El por qué no nos salimos antes de que acabara aquel martirio no lo podría explicar. Quizás, como personas proclives a ver los vasos llenos, esperábamos que se obrara un milagro y que esos sinvergüenzas que anidaban en el escenario se arrancaran a tocar algo decente. Eso no ocurrió, por supuesto. Siguieron allí un ratazo, jaleados por un reducido número de fans que hasta aplaudió cuando los muchachos se atrevieron a hacer un bis y tuvieron que dejarlo a medias porque, ay, no recordaban la letra de una antigua canción de otro grupo que tuvieron antes, que se llamaba Agrimensor K. Que el nombrecito se las trae, ya que estamos.
Aunque también es posible que nos quedáramos por el simple gusto de acumular información para después poderles dar por todos lados, para, a la salida del concierto, vomitar toda nuestra rabia acumulada en forma de epítetos irreproducibles en papel.
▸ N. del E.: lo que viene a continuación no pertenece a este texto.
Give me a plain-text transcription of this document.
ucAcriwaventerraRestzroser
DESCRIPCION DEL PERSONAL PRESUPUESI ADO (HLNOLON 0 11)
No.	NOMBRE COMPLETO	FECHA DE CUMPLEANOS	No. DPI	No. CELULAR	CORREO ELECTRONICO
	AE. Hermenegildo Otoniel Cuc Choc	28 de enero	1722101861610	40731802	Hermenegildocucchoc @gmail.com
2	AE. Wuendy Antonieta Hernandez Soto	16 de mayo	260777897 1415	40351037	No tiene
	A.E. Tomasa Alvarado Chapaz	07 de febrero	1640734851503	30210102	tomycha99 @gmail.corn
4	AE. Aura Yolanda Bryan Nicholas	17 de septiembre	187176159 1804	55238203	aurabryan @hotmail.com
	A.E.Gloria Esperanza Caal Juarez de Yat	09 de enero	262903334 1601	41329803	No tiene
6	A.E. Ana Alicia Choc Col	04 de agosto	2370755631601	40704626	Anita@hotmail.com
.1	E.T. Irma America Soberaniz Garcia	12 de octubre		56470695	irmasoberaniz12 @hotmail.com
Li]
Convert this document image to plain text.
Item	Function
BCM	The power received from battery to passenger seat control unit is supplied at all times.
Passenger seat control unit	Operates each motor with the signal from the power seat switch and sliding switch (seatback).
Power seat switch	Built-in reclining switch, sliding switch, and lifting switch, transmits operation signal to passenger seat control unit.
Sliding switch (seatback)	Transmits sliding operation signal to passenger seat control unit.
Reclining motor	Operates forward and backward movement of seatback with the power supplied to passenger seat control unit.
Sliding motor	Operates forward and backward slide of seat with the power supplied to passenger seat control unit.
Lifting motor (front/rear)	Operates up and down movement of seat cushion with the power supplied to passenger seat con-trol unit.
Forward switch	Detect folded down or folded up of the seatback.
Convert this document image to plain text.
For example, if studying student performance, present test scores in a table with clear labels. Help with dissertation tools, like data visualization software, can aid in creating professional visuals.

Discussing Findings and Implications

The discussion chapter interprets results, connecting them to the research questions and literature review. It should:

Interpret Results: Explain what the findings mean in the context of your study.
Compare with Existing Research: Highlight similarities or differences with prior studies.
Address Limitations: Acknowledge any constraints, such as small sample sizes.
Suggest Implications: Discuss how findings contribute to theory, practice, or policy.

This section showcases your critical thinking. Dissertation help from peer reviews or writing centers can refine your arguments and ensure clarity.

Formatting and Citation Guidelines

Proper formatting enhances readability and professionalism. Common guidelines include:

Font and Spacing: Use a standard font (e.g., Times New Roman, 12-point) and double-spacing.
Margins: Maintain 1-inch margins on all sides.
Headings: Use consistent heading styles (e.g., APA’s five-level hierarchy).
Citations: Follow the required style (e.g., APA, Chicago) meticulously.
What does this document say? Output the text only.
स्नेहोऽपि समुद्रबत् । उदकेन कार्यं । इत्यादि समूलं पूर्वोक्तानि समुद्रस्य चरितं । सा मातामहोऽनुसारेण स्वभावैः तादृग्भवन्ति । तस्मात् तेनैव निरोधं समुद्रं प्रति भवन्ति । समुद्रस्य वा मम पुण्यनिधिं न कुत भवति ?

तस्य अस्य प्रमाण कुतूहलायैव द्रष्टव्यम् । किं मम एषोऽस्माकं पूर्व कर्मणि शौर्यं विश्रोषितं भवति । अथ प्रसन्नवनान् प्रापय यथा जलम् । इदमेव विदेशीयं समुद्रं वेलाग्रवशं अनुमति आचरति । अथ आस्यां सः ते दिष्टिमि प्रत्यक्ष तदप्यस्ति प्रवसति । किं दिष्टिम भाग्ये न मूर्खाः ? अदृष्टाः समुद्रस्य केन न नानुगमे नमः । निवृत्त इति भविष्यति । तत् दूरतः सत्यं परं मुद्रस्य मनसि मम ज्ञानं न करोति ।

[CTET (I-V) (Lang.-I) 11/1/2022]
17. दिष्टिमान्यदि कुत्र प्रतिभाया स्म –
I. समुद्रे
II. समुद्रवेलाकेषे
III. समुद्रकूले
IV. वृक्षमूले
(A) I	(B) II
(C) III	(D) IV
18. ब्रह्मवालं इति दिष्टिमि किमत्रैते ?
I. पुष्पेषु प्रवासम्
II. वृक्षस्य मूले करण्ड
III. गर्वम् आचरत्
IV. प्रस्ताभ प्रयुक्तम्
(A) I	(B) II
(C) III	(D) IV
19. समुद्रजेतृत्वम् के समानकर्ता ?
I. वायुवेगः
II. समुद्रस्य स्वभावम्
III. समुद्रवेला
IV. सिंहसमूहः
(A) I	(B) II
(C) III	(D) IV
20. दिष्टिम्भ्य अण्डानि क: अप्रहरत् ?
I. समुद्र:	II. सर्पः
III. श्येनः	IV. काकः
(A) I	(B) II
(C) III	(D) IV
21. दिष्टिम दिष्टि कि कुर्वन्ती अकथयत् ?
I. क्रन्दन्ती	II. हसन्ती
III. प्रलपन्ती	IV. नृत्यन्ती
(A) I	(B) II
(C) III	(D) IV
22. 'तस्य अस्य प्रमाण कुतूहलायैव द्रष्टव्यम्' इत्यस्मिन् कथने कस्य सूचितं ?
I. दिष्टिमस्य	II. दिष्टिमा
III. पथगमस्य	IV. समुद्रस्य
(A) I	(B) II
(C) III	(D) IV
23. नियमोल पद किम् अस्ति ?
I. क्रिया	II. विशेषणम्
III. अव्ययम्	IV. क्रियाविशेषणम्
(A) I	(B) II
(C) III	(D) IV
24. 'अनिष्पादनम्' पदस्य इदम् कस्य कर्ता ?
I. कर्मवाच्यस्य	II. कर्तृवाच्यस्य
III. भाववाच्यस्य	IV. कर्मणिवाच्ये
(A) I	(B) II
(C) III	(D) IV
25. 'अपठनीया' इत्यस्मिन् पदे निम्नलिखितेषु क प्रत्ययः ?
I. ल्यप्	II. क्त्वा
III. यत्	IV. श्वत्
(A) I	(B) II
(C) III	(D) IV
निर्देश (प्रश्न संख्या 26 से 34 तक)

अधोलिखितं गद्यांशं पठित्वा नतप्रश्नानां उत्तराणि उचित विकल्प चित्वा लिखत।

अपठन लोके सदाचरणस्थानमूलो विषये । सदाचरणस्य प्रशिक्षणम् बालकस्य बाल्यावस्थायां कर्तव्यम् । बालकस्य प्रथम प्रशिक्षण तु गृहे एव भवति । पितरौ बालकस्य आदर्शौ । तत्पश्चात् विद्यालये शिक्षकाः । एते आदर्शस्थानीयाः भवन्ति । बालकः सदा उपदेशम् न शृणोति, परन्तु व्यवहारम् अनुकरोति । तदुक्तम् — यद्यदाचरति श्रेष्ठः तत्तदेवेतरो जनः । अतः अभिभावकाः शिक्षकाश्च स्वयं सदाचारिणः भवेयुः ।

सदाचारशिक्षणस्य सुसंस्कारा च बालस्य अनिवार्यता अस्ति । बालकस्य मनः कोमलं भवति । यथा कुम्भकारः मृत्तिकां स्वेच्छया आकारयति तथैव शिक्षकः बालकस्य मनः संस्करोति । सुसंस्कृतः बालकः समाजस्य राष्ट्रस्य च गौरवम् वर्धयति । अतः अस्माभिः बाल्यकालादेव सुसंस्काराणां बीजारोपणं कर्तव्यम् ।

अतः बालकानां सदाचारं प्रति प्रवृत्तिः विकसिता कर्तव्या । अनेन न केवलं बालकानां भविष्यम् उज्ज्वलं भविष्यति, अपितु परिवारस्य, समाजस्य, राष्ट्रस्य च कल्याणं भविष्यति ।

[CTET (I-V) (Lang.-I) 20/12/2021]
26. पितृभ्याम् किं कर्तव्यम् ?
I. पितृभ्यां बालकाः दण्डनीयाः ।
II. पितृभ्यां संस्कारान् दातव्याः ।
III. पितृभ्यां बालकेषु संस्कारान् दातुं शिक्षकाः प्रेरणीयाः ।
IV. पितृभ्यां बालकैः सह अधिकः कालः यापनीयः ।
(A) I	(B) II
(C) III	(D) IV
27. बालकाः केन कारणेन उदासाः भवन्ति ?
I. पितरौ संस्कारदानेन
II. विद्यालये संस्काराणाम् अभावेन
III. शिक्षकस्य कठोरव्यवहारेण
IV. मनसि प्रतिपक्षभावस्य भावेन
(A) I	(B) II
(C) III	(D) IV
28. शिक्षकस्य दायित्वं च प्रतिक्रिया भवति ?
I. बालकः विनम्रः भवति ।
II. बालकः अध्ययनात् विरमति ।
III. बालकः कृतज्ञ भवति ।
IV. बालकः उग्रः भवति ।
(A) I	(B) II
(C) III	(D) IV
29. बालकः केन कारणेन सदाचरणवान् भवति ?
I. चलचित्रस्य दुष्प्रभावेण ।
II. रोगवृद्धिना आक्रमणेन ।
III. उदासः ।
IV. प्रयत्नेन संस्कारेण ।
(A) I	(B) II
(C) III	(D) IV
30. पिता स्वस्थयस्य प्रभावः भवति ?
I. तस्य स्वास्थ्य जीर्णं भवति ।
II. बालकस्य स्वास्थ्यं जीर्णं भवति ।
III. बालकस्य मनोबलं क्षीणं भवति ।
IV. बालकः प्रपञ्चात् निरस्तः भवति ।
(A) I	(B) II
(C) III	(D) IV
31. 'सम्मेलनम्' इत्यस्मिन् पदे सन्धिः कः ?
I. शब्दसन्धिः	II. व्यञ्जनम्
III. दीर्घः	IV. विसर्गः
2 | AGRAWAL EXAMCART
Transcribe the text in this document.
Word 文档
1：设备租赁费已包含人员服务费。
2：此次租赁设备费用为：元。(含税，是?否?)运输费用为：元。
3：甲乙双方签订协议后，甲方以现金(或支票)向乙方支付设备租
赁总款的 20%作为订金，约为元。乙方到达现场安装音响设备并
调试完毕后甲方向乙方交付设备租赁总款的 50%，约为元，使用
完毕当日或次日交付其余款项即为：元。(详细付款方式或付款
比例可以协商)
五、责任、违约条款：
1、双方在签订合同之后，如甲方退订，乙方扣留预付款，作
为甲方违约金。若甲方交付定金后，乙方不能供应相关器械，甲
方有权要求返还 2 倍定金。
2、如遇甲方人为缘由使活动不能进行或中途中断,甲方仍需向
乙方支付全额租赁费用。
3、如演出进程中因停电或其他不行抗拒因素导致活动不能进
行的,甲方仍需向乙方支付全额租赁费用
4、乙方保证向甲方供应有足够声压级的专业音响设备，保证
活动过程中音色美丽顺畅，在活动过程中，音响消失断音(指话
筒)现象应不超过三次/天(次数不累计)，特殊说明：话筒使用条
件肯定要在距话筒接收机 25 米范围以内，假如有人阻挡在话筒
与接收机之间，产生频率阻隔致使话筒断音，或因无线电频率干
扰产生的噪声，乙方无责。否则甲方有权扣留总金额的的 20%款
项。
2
Fue lo que sucedió nada más abandonar el local, de hecho. Los tres íbamos en silencio, retorciéndonos las meninges para extraer el comentario más hiriente. De ese tácito pulso salió vencedor Puchón, sin ningún género de dudas A él se le ocurrió la primera frase-resumen. Con marcado acento gallego, midiendo los tiempos y como gustándose en el desarrollo, Puchón dijo lo siguiente:
-SI TUVIERA QUE HACER MAÑANA UNA CRÓNICA DE ESTE CONCIERTO, LA TITULARÍA ‘LOS HIJOS DE PUTA’
Así.
Con voz de trueno.
Y claro, los demás nos vimos obligados a asentir y no buscamos más porque nos dimos cuenta de que la sentencia era simplemente insuperable.
Sólo volví a verlos una vez más. Fue en verano 1992, en unos días de vacaciones que pasé en su tierra. Cana trabajaba en las joyerías de su padre y le dedicaba menos tiempo a la música. Puchón estaba estudiando Derecho y seguía sufriendo algo parecido a la ansiedad si no se compraba uno o más discos a la semana. Fue tan entrañable como casi todos los reencuentros, aunque, como también suele suceder en esos casos, nos dejó la frustración de lo efímero. Con el paso del tiempo constatas que la vida fundamentalmente consiste en dejar cosas atrás: objetos, hogares, personas y recuerdos. Así, hasta que te das cuenta de que es la vida misma la que tienes detrás.
No tengo ni idea de qué habrá sido de ellos desde entonces. Hasta es posible que la muerte, que es muy perra, se los haya llevado. Aunque prefiero pensar que en todo este tiempo les habrán pasado un montón de cosas buenas, que habrán sabido superar los malos tragos, que sigan pensando, como yo, que todo aquello fue inolvidable -incluso la noche de La dama se esconde, que ya es decir- y que de alguna manera yo siga yendo con ellos como ellos van conmigo, como parte de mi equipaje sentimental.